“Mrs. Earl and her two little children, and poor young Clarke, who had been wounded in the church. I was among the last; I had fainted, and they thought I was dead, I believe, and threw me into a ditch. Presently I crawled out, and crept into the sugar-cane; but a sowar discovered me; he saw my white dress, and he came with a bloody, upraised tulwar; but something arrested his arm—my beauty, I suppose. I was the belle of the station—and he offered me my life, and I took it. Oh”—and she sobbed hysterically—“remember that I was but twenty! I had seen the dead. Oh, don’t think so hardly of me as I think of myself! He came at sundown and brought me a native woman’s dark cloth to throw over my dress; and when the stars came out he swung me up on the crupper of his troop horse, and I rode behind him into Lucknow. In Lucknow we went afoot, to escape notice, and in a crowd I eluded him and, turning down a narrow lane, fled. I stood inside a doorway as he ran by, and I breathed freely; but, alas! an old man suddenly opened the postern door, stared hard at me—a Feringhee, on his very threshold—and drew me within. Of what avail to cry out! I was in a veritable den of lions.

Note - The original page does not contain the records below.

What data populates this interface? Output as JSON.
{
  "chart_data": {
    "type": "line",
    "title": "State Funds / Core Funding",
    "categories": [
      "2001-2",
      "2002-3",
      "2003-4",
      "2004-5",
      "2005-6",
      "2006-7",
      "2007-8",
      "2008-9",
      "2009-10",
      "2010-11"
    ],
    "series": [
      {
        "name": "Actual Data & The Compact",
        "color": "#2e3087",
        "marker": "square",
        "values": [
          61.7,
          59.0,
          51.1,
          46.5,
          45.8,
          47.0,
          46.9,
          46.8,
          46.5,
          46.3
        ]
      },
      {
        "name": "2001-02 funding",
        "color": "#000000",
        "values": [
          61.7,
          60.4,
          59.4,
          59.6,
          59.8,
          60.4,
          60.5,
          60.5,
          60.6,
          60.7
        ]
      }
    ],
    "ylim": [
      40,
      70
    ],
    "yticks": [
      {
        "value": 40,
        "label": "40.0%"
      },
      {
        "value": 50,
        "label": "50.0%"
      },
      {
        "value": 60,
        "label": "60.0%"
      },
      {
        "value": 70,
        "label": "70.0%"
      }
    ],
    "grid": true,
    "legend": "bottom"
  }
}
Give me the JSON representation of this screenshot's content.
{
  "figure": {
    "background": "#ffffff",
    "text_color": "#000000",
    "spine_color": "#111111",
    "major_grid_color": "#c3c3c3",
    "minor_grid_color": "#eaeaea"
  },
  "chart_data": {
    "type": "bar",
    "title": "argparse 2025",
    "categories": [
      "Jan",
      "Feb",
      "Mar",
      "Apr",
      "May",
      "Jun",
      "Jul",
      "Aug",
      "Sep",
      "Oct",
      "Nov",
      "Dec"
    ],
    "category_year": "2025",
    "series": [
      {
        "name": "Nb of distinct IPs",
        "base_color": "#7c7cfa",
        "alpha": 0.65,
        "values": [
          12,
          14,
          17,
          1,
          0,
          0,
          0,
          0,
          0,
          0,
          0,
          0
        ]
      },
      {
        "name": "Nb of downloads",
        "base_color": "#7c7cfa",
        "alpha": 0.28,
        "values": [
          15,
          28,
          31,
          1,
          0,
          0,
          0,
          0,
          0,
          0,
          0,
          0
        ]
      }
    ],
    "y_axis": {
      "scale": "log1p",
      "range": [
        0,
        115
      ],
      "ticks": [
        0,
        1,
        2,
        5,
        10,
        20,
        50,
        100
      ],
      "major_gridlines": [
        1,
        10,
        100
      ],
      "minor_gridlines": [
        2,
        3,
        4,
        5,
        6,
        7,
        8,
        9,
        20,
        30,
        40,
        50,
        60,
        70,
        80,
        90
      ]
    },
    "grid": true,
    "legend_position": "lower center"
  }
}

“The old man kept me concealed, dressed me in native clothes, called me his kinswoman, and gave me to his son as a wife—a half-witted, feeble creature, who died, and I was left a widow—a native widow. Oh, I know native life! The fierce tyranny of the old women, of the old mother-in-law, their tongues, their spite, their pitiless cruelty! How many vengeances were wreaked on me! In those days I was stupefied and half crazy. No, I had no feeling; I was in the midst of a strange people; those of my own land I never saw—no, not when Lucknow was captured. The very news of its fall took three years to reach my ears. I never once crossed that fatal postern. I was, as my kinsfolk believed—in my grave.

“My mother-in-law died at last, and then the old man, who had ever been my friend, relaxed. I had more liberty, my wits seemed to revive, I spoke Hindustani as a native. I went forth as a Mahommedan woman—veiled. Little did the bazaar folk guess that a Mem Sahib was among them; they believed that I was a Persian—Persian women are very fair—only one old woman and her daughter knew the truth. Now and then they smuggled me an English paper, or a book, or otherwise I must have forgotten my own tongue. I lived this life for fifteen years, and then my father-in-law, Naim Khan, died. He had no near kin, and he was rich, and left me all his money.

“I came away with the two servants and an old man. I remembered Shirani, and I found a little hut in the hills where I live. These hills are to me heaven, as the plains were hell. Think—no, do not think—of the stifling life in a tiny courtyard in the densest city quarter, the putrid water, the flies, the atmosphere. I ought to have died long ago, but it is those who are good and beloved who die. Even death scorned me! I have a considerable income, and once a year I am obliged to appear, and draw it in person. I am returning from a short journey now, and this is the first time I have ever met a soul. This lonely little bungalow is generally quite empty.”

“Where do you live?” asked Honor, eagerly.

“In these hills, miles away, I have my books, flowers, poultry, and the poor. I work among the lepers.”

“Alone?”

“Yes, for ever alone; and my story is for your ears alone.”

“And your own people?”

“Believe me dead; and so I am. Did I not die thirty-four years ago? Is there not a very handsome window to my memory in the church where we were first attacked? I saw a description of it in the paper—‘the beloved wife of So-and-so, aged twenty years.’ My husband is married.”